At the risk of prompting you to shake your head and say those things you say, summer begins with "Ladies and Gentlemen, start your engines" and ends with the kickoff of the first regular season Bronco game. I've been snowed on after the former and before the latter. Those are summer snow storms. They don't usually last more than a day.
ReplyDeleteFor this native Californian (reared in Los Angeles proper, long resident in the Bay Area), summer begins whenever the rains end, sometime in early May, and often lasts through Thanksgiving. Summer in San Francisco and Oakland means fog ("June gloom"), wind, and highs in the 50s and 60s; travel 15 miles north, south, or east, and the temperature rises at least 25 degrees. For a few days in May and September there will be a "heat wave," meaning highs in the 90s. Winter (January and Feburary, mostly) means rain on the coast, snow in the mountains, and dense tule fog in the Central Valley accompanied by horrific highway accidents. Fall is when school recommences and the wildfires pick up in earnest. Spring is asparagus season.
ReplyDeleteFor the record, I never heard the expression "winter coat" until I was in my 20s.
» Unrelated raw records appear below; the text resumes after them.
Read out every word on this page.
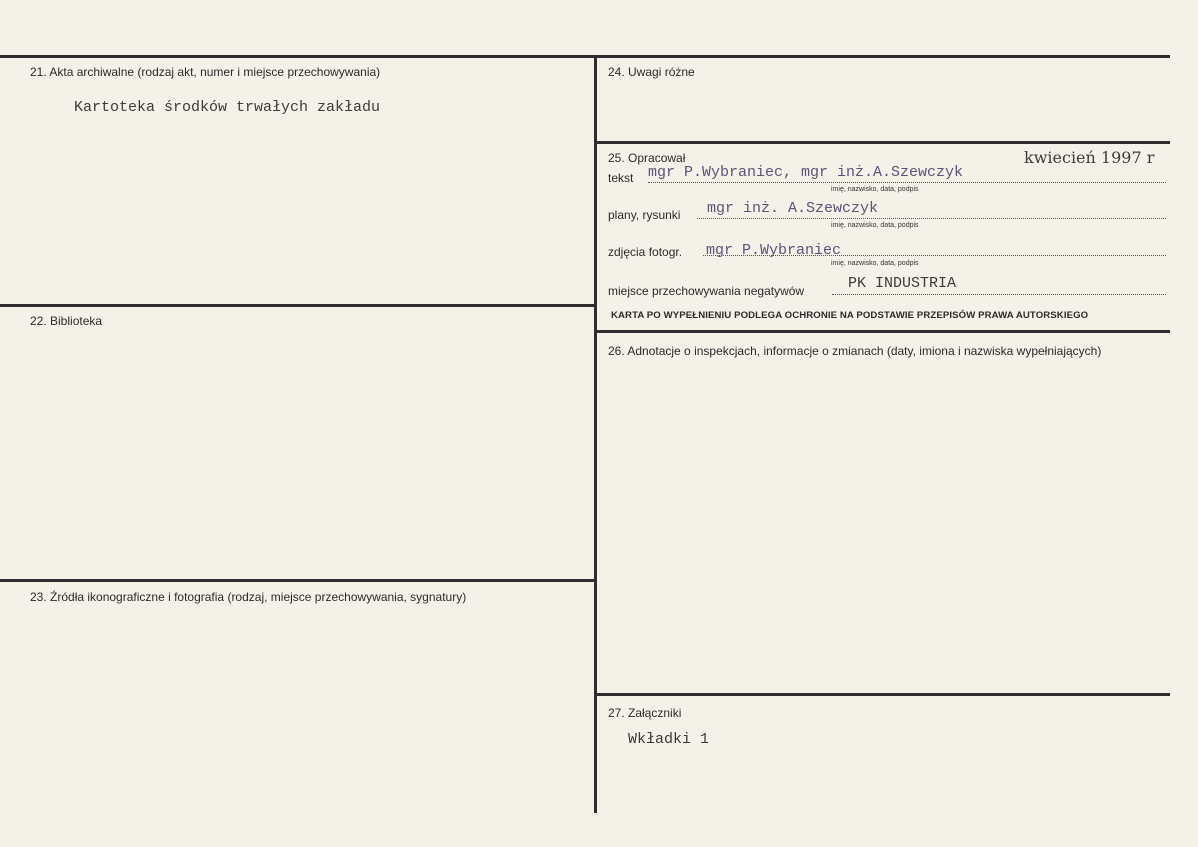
21. Akta archiwalne (rodzaj akt, numer i miejsce przechowywania)
Kartoteka środków trwałych zakładu
22. Biblioteka
23. Źródła ikonograficzne i fotografia (rodzaj, miejsce przechowywania, sygnatury)
24. Uwagi różne
25. Opracował	kwiecień 1997 r
tekst mgr P.Wybraniec, mgr inż.A.Szewczyk
imię, nazwisko, data, podpis
plany, rysunki mgr inż. A.Szewczyk
imię, nazwisko, data, podpis
zdjęcia fotogr. mgr P.Wybraniec
imię, nazwisko, data, podpis
miejsce przechowywania negatywów	PK INDUSTRIA
KARTA PO WYPEŁNIENIU PODLEGA OCHRONIE NA PODSTAWIE PRZEPISÓW PRAWA AUTORSKIEGO
26. Adnotacje o inspekcjach, informacje o zmianach (daty, imiona i nazwiska wypełniających)
27. Załączniki
Wkładki 1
I couldn't fathom why one would need a coat in any season BUT winter.
"Thirty years in the paragraph game, and I never figured out the point of stories, often on the front page, about things that everyone already knows: When the temperature hits a hundred degrees or more, the paper is sure to tell you that it is hot outside; when there is a foot of snow on the ground, count on the paper to inform you that it is winter."
ReplyDeleteI always felt there should be a "No S**t!" section of the paper just for headlines and stories like this. Headlines such as "Rising prices due to inflation" belong in this section also.
Here in Florida, we have Summer almost all year long. You know it's Summer when it's hot and humid and there's a thunderstorm at about 3 p.m. almost every day. Fall is when it stops being hot. Winter is the two or three weeks on either side of New Year's Day when you can wear sweaters. Spring is when it becomes too warm for a sweater, but not terribly hot. Summer interrupts Spring far too soon.
ReplyDeleteThere are two weeks of the year I call Junetember, when the weather around Syracuse is the best in the world. They start and close the summer. Otherwise, our seasons would be winter, road construction and state fair.